I have, over the years, made it quite clear that there are distinct advantages to buying life insurance when you are young and healthy.
It’s not that over 50 life insurance suddenly becomes horribly difficult to obtain. for most of us it is just more expensive due to age and really not that bad when you tack on the normal over 50 health issues like cholesterol, blood pressure and maybe a little more than preferred weight.
I have noticed that professionals, physicians, attorneys and CEO’s are more likely to have their life insurance ducks in a row that average 50 or 60 year old, but today was an exception that should give pause for all professionals to consider. I had two prostate cancer life insurance cases present themselves back to back this morning and in both cases there was compelling immediate business life insurance need. One was a doctor that needed life insurance as collateral to secure a $3 million dollar loan and another was the CEO of a company that is being purchased and part of the agreement is that he will continue to run the company for 5 years and carry substantial key man life insurance in favor of the company during that period.

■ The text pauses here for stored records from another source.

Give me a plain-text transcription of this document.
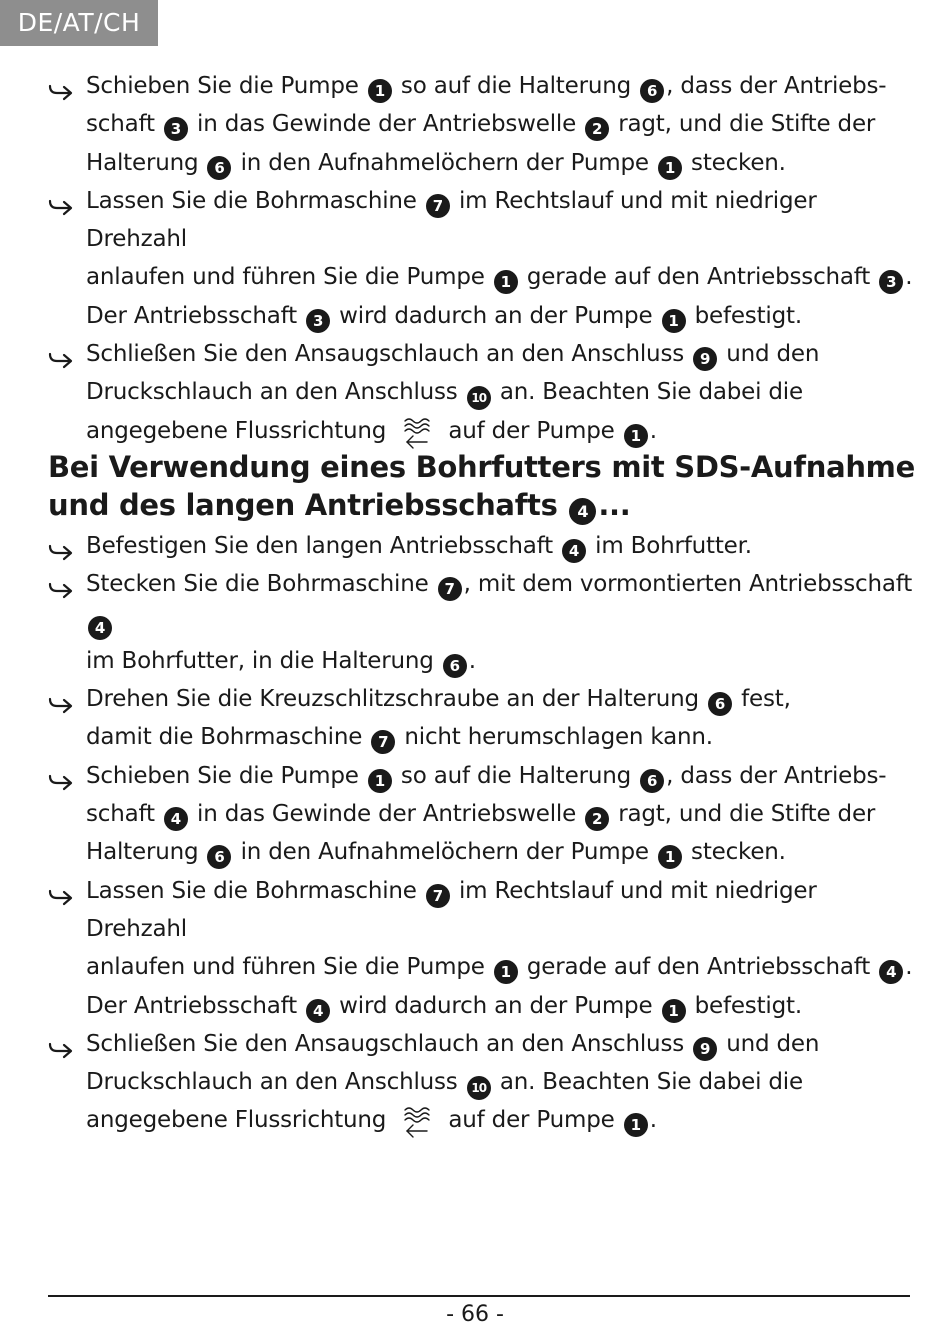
DE/AT/CH
Schieben Sie die Pumpe 1 so auf die Halterung 6 , dass der Antriebs-
schaft 3 in das Gewinde der Antriebswelle 2 ragt, und die Stifte der
Halterung 6 in den Aufnahmelöchern der Pumpe 1 stecken.
Lassen Sie die Bohrmaschine 7 im Rechtslauf und mit niedriger Drehzahl
anlaufen und führen Sie die Pumpe 1 gerade auf den Antriebsschaft 3 .
Der Antriebsschaft 3 wird dadurch an der Pumpe 1 befestigt.
Schließen Sie den Ansaugschlauch an den Anschluss 9 und den
Druckschlauch an den Anschluss 10 an. Beachten Sie dabei die
angegebene Flussrichtung  auf der Pumpe 1 .
Bei Verwendung eines Bohrfutters mit SDS-Aufnahme
und des langen Antriebsschafts 4 ...
Befestigen Sie den langen Antriebsschaft 4 im Bohrfutter.
Stecken Sie die Bohrmaschine 7 , mit dem vormontierten Antriebsschaft 4
im Bohrfutter, in die Halterung 6 .
Drehen Sie die Kreuzschlitzschraube an der Halterung 6 fest,
damit die Bohrmaschine 7 nicht herumschlagen kann.
Schieben Sie die Pumpe 1 so auf die Halterung 6 , dass der Antriebs-
schaft 4 in das Gewinde der Antriebswelle 2 ragt, und die Stifte der
Halterung 6 in den Aufnahmelöchern der Pumpe 1 stecken.
Lassen Sie die Bohrmaschine 7 im Rechtslauf und mit niedriger Drehzahl
anlaufen und führen Sie die Pumpe 1 gerade auf den Antriebsschaft 4 .
Der Antriebsschaft 4 wird dadurch an der Pumpe 1 befestigt.
Schließen Sie den Ansaugschlauch an den Anschluss 9 und den
Druckschlauch an den Anschluss 10 an. Beachten Sie dabei die
angegebene Flussrichtung  auf der Pumpe 1 .
- 66 -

Prostate cancer life insurance is no big trick in an average case where a client has a PSA below 10 on diagnosis, a Gleason grade of 6 or below and a T2 or lower stage. If it’s been a year out from treatment and with a prostatectomy a client has a PSA of 0, a standard plus rate is certainly in the cards. If the client elects for radiation therapy and their PSA has been at .5 or below for a year, again standard plus rates are attainable.
But the two aforementioned professionals didn’t quite fit into that kind of scenario. One is two years out from treatment and has a PSA of 0, but the surgical biopsy showed a mid stage, Gleason grade 9 prostate cancer. The other was just diagnosed with a fairly low stage, Gleason grade 7 cancer and hasn’t even decided what treatment option to pursue yet. The first one is insurable but at standard rates and a $15 flat extra for 5 years. The second won’t be insurable until he completes treatment and his PSA meets the requirements noted above.
To put that $15 flat extra charge in context, the minimum he needs is $2 million worth of life insurance and the flat extra alone will cost $30,000 a year for five years. The other case, once he is insurable will likely have a flat extra of about the same amount for 2 years, but on his $3 million it will be $45,000 a year extra.
In other circumstances you might find these two putting off the purchase of insurance for a while or settling on smaller amounts, but because they both are contractually bound to come up with the life insurance we are doing our best to provide it with the least damage to their bank accounts. For that reason I am shopping the first case to all of my regular companies and to Lloyds of London who will underwrite life insurance in a case like this and exclude coverage for the prostate cancer. In the case of the client that was just diagnosed his only option may be Lloyds.
Bottom line. I’m not necessarily an advocate of buying life insurance you don’t need, but I am all for planning ahead. It would have cost either of these very wealthy guys peanuts to have a $5 million term policy in force when they got into the positions they’re in, pre prostate cancer. If they never used it, the cost would have been less than one year’s premium now that they have to have it.